While I still look after RcppEigen, I personally work more with RcppArmadillo which also has decent sparse matrix support. If I were in your situation I'd try to construct a C++-only-no-R little example of passing the data around -- and then extend from it to interfacing with R.

Also in Eigen::Map<Eigen::SparseMatrix****>& it looks a little suspicious to have a pointer to pointers of pointers. Sure that is what you need/want ?

yixuan commented 10 months ago

A side note: if you just need to compute the matrix product, the Matrix package already does this using low-level C code. Using Rcpp/RcppEigen would not be significantly faster.

yanzhaobiomath commented 10 months ago

While I still look after RcppEigen, I personally work more with RcppArmadillo which also has decent sparse matrix support. If I were in your situation I'd try to construct a C++-only-no-R little example of passing the data around -- and then extend from it to interfacing with R. Good idea, Thanks!

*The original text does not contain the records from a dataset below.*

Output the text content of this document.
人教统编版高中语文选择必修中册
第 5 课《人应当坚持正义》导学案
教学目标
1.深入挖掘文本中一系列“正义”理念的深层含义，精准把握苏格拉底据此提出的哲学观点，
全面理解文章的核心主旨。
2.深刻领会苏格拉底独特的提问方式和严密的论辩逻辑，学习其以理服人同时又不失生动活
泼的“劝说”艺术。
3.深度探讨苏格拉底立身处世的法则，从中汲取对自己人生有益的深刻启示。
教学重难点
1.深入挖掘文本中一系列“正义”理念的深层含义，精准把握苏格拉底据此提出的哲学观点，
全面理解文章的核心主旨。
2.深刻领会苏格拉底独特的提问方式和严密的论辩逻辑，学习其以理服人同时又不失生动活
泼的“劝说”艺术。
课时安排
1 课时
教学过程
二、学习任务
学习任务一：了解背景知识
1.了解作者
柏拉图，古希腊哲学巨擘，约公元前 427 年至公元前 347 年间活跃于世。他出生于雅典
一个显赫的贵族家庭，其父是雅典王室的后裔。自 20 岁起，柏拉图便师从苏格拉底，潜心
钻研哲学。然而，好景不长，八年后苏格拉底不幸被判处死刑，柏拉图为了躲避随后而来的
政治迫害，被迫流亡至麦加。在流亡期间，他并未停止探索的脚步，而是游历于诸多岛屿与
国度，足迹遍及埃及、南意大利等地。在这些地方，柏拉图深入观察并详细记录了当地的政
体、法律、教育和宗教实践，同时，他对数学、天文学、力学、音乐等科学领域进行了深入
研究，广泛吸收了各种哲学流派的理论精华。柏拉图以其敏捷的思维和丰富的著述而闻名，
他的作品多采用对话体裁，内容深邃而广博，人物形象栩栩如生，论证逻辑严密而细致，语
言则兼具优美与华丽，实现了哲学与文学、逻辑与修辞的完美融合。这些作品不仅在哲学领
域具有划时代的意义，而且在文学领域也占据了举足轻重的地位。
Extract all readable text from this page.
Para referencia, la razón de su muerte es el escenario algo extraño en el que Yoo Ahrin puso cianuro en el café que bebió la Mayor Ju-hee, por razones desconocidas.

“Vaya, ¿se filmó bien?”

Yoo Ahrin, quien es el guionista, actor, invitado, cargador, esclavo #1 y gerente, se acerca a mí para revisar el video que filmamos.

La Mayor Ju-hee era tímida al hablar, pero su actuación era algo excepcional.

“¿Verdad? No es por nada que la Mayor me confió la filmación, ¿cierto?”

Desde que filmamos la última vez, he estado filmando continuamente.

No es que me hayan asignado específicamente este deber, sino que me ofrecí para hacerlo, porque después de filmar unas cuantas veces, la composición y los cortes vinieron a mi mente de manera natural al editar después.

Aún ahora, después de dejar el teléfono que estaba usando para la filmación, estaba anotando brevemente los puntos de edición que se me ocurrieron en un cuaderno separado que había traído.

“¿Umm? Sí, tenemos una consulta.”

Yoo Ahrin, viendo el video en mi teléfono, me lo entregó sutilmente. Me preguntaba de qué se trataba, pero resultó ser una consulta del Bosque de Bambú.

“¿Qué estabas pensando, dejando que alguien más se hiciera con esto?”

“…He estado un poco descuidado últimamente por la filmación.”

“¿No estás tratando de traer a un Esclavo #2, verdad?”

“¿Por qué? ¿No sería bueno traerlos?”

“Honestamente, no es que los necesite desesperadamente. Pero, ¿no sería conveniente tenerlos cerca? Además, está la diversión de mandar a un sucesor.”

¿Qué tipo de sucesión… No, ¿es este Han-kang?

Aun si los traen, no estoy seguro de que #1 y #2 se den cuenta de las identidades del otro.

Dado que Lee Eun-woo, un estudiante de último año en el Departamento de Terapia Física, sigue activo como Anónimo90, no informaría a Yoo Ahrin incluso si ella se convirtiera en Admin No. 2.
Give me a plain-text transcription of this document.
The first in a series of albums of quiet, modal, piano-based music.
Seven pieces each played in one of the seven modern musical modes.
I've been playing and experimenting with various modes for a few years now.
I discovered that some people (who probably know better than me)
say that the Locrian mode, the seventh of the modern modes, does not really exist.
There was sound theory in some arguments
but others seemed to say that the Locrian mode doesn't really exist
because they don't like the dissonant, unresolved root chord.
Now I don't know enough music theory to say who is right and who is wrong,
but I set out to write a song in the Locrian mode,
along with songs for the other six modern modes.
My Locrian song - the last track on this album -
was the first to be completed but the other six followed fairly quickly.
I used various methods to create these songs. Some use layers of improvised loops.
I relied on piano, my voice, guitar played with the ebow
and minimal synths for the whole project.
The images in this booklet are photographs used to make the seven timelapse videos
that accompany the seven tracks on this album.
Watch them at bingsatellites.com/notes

Also in Eigen::Map<Eigen::SparseMatrix****>& it looks a little suspicious to have a pointer to pointers of pointers. Sure that is what you need/want ? No, only one pointer is enough. I removed the redundant pointer. Thanks!

yanzhaobiomath commented 10 months ago

A side note: if you just need to compute the matrix product, the Matrix package already does this using low-level C code. Using Rcpp/RcppEigen would not be significantly faster.

Thanks for the suggestion. The function is not only for matrix multiplication. There was a time I tried to use 'Matrix' , I used 'Matrix' to calculate the product and pass the result to the cpp to do the remaining calculation, it shows doing everything with cpp works faster.